Gold Slides on Dollar Rise, Fear China May Cool Growth


"The cusp of prolonged Chinese tightening could further erode gold's inflation argument in the medium term."

Gold futures extended their loss into a second session Thursday, pressured as Chinese inflation data fed expectations Beijing was moving to slow the country's growth, and by a rise in the U.S. dollar.

Sapping demand for precious metals, often seen as an alternative to paper currencies, investors throughout much of the metals session bid up the U.S. dollar on concerns about sovereign debt and proposed U.S. bank restrictions.
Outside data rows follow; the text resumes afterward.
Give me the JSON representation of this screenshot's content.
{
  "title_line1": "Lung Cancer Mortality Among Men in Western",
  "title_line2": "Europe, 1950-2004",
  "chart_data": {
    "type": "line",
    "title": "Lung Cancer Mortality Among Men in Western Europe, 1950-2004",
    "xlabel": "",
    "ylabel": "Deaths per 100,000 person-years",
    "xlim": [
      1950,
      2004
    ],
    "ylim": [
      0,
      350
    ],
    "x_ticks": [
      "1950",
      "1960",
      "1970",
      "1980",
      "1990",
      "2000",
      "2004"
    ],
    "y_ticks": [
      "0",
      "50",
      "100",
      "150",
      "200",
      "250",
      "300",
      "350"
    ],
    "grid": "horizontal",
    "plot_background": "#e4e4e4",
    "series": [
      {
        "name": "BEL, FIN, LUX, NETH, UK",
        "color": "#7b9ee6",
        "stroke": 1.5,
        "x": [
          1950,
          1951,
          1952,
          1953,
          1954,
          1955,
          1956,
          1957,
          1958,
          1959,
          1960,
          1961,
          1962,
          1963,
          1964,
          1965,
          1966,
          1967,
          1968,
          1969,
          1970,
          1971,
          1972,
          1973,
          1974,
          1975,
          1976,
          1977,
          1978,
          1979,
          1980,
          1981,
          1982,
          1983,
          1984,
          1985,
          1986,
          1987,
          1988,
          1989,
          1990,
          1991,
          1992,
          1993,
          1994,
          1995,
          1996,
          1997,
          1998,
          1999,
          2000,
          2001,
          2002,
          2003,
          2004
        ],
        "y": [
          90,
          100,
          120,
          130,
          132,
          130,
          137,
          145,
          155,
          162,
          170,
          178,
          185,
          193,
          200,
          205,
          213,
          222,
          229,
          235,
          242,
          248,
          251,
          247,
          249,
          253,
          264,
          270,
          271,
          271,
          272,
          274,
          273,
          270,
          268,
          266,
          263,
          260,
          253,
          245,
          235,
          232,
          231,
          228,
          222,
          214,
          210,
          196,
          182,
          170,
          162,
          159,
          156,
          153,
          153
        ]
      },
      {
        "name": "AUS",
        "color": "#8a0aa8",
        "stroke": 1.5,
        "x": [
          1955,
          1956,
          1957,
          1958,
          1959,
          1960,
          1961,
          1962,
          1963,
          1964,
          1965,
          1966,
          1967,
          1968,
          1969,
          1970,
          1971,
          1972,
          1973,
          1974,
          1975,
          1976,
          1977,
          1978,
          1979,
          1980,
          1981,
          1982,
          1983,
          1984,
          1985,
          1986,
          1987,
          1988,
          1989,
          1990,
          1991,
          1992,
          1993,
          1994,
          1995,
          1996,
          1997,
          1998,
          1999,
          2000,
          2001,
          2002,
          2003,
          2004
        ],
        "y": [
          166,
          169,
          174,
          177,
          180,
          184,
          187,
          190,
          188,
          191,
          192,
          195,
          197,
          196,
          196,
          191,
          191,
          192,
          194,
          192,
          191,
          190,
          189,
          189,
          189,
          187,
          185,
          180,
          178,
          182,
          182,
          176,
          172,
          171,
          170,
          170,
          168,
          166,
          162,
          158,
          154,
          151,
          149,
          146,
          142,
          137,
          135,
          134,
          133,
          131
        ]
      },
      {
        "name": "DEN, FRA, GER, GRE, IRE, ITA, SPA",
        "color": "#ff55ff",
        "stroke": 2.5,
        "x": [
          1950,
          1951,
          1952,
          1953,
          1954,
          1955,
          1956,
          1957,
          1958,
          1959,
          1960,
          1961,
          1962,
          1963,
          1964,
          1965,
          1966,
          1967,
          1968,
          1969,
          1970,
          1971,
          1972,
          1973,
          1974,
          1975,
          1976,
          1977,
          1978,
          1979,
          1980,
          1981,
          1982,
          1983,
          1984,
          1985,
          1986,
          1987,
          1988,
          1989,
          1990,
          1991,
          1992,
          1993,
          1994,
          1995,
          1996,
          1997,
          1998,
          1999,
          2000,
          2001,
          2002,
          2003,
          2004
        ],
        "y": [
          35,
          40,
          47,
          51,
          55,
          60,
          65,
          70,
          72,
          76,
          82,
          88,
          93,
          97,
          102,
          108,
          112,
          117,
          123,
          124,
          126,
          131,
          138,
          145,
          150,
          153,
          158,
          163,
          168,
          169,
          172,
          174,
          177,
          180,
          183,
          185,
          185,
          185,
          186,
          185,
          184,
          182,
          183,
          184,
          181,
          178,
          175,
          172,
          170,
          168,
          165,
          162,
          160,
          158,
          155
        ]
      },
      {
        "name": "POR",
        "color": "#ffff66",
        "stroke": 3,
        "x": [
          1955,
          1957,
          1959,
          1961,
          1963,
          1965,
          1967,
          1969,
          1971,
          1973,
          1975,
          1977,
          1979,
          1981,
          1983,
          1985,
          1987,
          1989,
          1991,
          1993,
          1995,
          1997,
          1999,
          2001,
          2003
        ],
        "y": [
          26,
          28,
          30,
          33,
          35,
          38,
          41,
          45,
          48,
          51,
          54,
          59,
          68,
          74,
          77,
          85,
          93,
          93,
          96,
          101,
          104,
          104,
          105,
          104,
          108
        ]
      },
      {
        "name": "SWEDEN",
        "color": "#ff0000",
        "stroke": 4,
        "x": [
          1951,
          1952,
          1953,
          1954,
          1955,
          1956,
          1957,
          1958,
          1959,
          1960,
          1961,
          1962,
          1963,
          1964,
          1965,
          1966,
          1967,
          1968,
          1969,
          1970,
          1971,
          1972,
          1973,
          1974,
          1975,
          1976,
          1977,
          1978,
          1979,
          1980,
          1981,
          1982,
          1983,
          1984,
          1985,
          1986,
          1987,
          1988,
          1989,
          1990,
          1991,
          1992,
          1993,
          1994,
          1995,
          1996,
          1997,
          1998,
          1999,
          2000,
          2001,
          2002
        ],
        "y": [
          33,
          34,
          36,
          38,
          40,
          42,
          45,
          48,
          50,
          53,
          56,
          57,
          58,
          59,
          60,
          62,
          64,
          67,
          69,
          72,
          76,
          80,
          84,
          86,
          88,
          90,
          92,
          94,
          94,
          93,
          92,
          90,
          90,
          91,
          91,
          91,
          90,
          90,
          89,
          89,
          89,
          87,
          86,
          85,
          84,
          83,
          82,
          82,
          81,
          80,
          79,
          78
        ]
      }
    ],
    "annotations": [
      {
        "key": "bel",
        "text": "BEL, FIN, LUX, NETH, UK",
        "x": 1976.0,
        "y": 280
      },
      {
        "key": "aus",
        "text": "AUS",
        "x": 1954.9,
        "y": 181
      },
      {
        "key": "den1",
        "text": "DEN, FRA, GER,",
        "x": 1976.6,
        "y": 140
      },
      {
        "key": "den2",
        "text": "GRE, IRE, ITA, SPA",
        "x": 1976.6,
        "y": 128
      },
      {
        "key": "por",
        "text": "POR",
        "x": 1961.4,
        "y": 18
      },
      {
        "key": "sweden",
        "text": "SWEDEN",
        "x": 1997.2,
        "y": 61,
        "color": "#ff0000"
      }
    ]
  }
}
February gold ended floor trading on the New York Mercantile Exchange Thursday down $9.4, or 0.8%, to $1,103.2 an ounce. Earlier it had fallen as low as $1,088 an ounce, according to FactSet Research.

Copper, silver, platinum and palladium prices also closed lower. The U.S. dollar hit a five-month high versus the euro

Weighing on gold, copper and other commodities, Chinese data released Thursday showed economic growth jumped 10.7% in the fourth quarter, putting the full-year figure above forecasts.

Inflation was also higher than expected, suggesting recovery is continuing but fiscal and monetary policy may need to be tightened.

The "cusp of prolonged Chinese tightening," wrote Ashraf Laidi, chief market strategist at CMC Markets, "could further erode gold's inflation argument in the medium term."

Gold had briefly pared losses after the Philadelphia Fed said its index of manufacturing activity in the region edged lower in January, worse than expected. A second report, from the Conference Board, showed an index of leading U.S. economic indicators gained 1.1% in December, stronger than forecasts.